Researchers, authors, students and history buffs gathered here last weekend for the annual D.C. Historical Studies Conference. I was there as a presenter on Friday, in a joint appearance with author Ann McClellan.
This year’s conference, the 39th one, featured among its topics local anniversaries of the sesquicentennial of President Lincoln’s emancipation of slaves in D.C. and the centennial of the cherry trees in Potomac Park. I told the story of Eliza Scidmore, emphasizing some D.C. connections that have come to light in my research. Ann, the author of two books on the Cherry Blossom Festival, described the efforts of a local couple, Marian (“Daisy”) and David Fairchild, whose interest in cherry trees overlapped with Eliza’s.
David Fairchild was a botanist and plant explorer at the U.S. Department of Agriculture who developed an interest in Japanese cherry trees in the early 1900s. During his travels in Japan he never got a chance to actually see them in bloom, so his fascination was based solely on illustrations of cherry blossoms. He imported several varieties to test them at his home just outside Washington, When they thrived and attracted many admirers, he helped his neighbors acquire several hundred of the trees for the streets of Chevy Chase, Md. Those trees predate the ones in Potomac Park.
The Fairchilds wanted to see Japanese cherry trees in downtown Washington. To garner support, David Fairchaild arranged an Arbor Day event in 1908 at which local boys planted cherry trees at schools around the District. Eliza attended the Arbor Day ceremony at Franklin School, where David Fairchild introduced her as a great authority on Japan.

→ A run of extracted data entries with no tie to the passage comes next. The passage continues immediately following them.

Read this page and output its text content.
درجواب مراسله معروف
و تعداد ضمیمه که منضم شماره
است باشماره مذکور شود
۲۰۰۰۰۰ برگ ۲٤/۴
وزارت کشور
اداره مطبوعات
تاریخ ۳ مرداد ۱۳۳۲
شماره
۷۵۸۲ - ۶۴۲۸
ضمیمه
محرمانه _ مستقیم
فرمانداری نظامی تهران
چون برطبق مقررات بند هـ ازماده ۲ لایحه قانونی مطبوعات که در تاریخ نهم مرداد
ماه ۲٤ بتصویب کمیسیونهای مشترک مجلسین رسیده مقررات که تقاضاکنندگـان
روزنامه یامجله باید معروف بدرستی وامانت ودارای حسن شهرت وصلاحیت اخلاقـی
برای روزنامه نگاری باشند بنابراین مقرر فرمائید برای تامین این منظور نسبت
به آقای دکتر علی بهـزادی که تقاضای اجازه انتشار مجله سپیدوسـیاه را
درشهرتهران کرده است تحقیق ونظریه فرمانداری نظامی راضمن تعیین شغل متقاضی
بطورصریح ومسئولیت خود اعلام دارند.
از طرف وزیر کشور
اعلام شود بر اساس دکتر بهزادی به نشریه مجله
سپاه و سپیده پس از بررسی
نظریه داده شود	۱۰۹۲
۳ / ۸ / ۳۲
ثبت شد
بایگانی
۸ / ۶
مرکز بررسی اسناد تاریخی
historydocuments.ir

A year later, upon learning about First Lady Helen Taft’s beautification plans for West Potomac Park, both Eliza and David Fairchild saw a chance to act. Scidmore wrote to Mrs. Taft urging her to have cherry trees planted along the Potomac; Fairchild sent a similar appeal at the same time to Col. Spencer Cosby, the head of federal parks and buildings in Washington, who was assisting Mrs. Taft with her plans.
Mrs. Taft took up the idea at once. She informed Eliza of her decision in a now-famous note.
Then, in a sudden turn of events,the project swelled dramatically when a Japanese businessman named Jokichi Takamine learned about Mrs. Taft’s plan and offered to donate a couple thousand trees for the project. Eliza mediated the exchange. In the end, more than 3,000 of the trees were sent, officially a gift of Japan.
I learned recently that one of the original trees still stands on the grounds of the Library of Congress, just across the street from where I have a study desk in the library’s Adams Building.